There's a new cancer treatment strategy in the news: Wait and see. Time magazine ran a cover story on simply watching small breast cancers; the Wall Street Journal similarly reported on watching small thyroid cancers. So-called watchful waiting has been a long-standing option for early prostate cancers.
Wait and see is a strategy that acknowledges that some cancers are overdiagnosed: They do not need treatment because they do not pose a threat to health. But while watching small cancers avoids the harms of unnecessary treatment, it likely causes patients to worry about their future. That can't be good for their health.
Wouldn't it be better to simply not find these cancers in the first place? We need another new strategy: Look less hard for cancer. Call it low-impact screening.
Consider the search for prostate cancer. PSA screening has been discouraged because it causes many men to be diagnosed with prostate cancers that are not destined to ever bother them. It has become the poster child for cancer overdiagnosis. But the problem is less about the assay itself and more about how we chose to use it.
Screening is not one thing; it's a process. A colleague once compared it to a machine with a lot of dials to adjust. There is a dial for what age to start testing, a dial for what age to stop, a dial for how often to test and a dial for what constitutes an abnormal test, which controls how aggressively doctors look for cancer during each test.
If we want to find fewer prostate cancers, the dial for what constitutes abnormality is the one we most need to readjust. At first, the dial was set at a PSA of 4. Below 4 was "normal"; 4 or above was "abnormal." A little more than a decade ago, some urologists argued that the dial should be turned down to a PSA of 2.5. That was the wrong direction. It led to more overdiagnosis.
Turn the dial the other direction. A higher abnormal PSA threshold would mean fewer men would be told they need a biopsy, reducing false alarms and overdiagnosis.
Urologists can better hone the group who should be biopsied with further adjustments: age-specific PSA thresholds, adjusting the threshold for prostate size and, most important, making use of the diagnostic value of time, measuring how fast PSA is rising. Such adjustments should be guided by data, so that the number of men told they require intervention more closely approximates the number expected to develop serious cancer.
Because the PSA test produces a single number, it's easy to see where the abnormal test dial is set. It's harder for thyroid and breast cancer tests because they use images to search for cancer.
But the dial is clearly being turned the wrong way in breast cancer. Everyone seems to be trying to find more, with 3-D mammography, molecular breast imaging and MRI imaging. And yet we know statistically that many, if not most, of these additionally discovered cancers will not develop into serious health problems in the next decade.
The way to find a more appropriate amount of breast and thyroid cancer is to forget about the small stuff, the tiny abnormalities. Turn the dial to focus on the larger abnormalities, perhaps a centimeter or larger. As the data come in, adjust the target size so that, again, the number of patients told they will need intervention more closely approximates the number that can be expected to develop serious cancer.
Of course, raising the threshold for an abnormal PSA or a mammogram will invariably mean some cancers will not be detected as early (whether these patients are worse — or better — off is a separate question). But it will also mean fewer people will be told they have cancer, fewer will be pushed into treatment they do not need and fewer will have to wait and see.
In truth, there is no perfect setting for any of the testing dials. Even the American Cancer Society acknowledged this in new breast cancer screening guidelines released last month. The society now recommends that women have fewer mammograms, and it acknowledges that women's preferences play a role in setting the dials of when to start, how frequently to test and when to stop.
Maybe patients should also have a choice about how hard doctors look.

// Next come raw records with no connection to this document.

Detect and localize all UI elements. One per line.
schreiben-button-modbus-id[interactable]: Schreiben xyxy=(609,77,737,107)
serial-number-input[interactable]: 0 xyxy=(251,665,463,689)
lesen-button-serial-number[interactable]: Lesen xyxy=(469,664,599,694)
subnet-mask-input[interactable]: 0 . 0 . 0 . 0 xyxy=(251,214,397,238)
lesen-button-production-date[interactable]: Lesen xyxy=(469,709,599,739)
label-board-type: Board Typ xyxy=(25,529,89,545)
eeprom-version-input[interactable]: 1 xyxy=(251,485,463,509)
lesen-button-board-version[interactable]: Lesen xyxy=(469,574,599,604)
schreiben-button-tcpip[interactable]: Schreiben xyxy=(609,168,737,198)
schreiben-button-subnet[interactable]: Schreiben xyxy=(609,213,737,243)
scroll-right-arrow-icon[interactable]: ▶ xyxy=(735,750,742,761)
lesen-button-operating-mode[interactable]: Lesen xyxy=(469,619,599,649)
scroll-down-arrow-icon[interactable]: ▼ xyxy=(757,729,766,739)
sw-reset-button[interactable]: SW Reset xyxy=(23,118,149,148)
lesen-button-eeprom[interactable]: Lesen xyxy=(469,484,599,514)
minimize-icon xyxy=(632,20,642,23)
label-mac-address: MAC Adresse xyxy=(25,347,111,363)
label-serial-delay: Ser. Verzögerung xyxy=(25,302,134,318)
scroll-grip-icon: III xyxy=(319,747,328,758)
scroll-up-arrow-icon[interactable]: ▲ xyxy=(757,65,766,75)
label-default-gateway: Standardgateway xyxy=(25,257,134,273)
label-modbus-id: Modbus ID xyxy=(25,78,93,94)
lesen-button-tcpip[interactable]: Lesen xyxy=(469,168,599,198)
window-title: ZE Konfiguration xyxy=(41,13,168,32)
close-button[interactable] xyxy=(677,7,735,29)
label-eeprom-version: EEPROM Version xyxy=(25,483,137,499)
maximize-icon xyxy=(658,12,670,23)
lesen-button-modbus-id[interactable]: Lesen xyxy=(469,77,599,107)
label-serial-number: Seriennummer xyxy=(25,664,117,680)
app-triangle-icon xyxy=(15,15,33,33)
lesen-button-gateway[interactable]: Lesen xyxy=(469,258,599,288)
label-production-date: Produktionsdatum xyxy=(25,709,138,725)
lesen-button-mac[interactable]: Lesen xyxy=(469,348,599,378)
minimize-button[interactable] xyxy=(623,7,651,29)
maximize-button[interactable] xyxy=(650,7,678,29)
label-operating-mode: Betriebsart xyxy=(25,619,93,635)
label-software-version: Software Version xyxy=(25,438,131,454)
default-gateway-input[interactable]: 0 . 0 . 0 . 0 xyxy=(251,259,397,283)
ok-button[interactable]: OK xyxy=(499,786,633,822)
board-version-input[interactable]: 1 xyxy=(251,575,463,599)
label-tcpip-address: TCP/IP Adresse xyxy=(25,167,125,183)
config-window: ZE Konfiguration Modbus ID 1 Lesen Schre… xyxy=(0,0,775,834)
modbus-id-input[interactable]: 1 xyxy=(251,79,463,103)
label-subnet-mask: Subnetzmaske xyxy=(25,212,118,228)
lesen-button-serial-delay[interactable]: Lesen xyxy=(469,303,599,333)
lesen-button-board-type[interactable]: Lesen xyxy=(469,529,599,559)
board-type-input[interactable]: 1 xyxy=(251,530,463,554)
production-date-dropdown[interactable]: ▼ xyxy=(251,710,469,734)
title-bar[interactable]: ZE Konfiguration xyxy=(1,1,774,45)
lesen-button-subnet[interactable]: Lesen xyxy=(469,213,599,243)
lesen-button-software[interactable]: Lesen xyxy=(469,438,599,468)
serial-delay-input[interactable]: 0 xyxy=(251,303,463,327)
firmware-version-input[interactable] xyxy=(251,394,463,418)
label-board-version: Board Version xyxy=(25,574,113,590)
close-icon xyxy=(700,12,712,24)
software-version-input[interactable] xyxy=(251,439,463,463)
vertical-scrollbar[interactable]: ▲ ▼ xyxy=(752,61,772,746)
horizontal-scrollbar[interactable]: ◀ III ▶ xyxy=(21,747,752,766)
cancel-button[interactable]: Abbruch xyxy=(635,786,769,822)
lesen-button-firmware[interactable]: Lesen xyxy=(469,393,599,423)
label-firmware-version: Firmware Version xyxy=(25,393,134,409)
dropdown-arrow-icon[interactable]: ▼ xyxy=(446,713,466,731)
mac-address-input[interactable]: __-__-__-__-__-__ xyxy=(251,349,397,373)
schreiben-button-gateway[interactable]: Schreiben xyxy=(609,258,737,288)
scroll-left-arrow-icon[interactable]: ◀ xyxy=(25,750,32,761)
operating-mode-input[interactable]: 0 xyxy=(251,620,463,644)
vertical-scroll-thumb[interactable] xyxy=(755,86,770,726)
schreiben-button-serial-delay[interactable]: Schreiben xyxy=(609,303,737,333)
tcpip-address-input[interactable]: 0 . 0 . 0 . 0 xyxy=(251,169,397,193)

Cancer screening is not just about science, it's also about value judgments in the face of uncertainty.
Its benefit is much less frequent than we generally acknowledge — on the order of one person per 1,000 may be helped to avoid a cancer death by a decade of screening. Then there is the question of whether this actually translates into "saving lives" — lowering the overall death rate — or whether a small deficit in cancer deaths is matched by a small surplus in deaths due to other causes.

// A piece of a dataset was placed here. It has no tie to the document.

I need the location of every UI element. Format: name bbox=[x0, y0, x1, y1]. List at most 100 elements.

The harms of screening, on the other hand, happen here and now. False alarms, biopsies, biopsy complications, overdiagnosis, treatment and treatment complications all occur soon after testing. And all this costs real money, increasingly coming out of individuals' pockets. And screening can rapidly change one's perception of health, turning a well person into a patient, often unnecessarily.
Given these trade-offs, some will choose to be screened, believing it's always better to be safe than sorry. Others will choose not to be screened, understanding that it's not immediately clear which strategy is safer and which is more likely to make one sorry. But maybe it's time to offer a screening middle ground, one that doesn't attempt to find everything, and mitigate the problems of false alarms and overdiagnosis.
H. Gilbert Welch is a professor of medicine at the Dartmouth Institute for Health Policy and Clinical Practice and the author of "Less Medicine, More Health — 7 Assumptions that Drive Too Much Medical Care."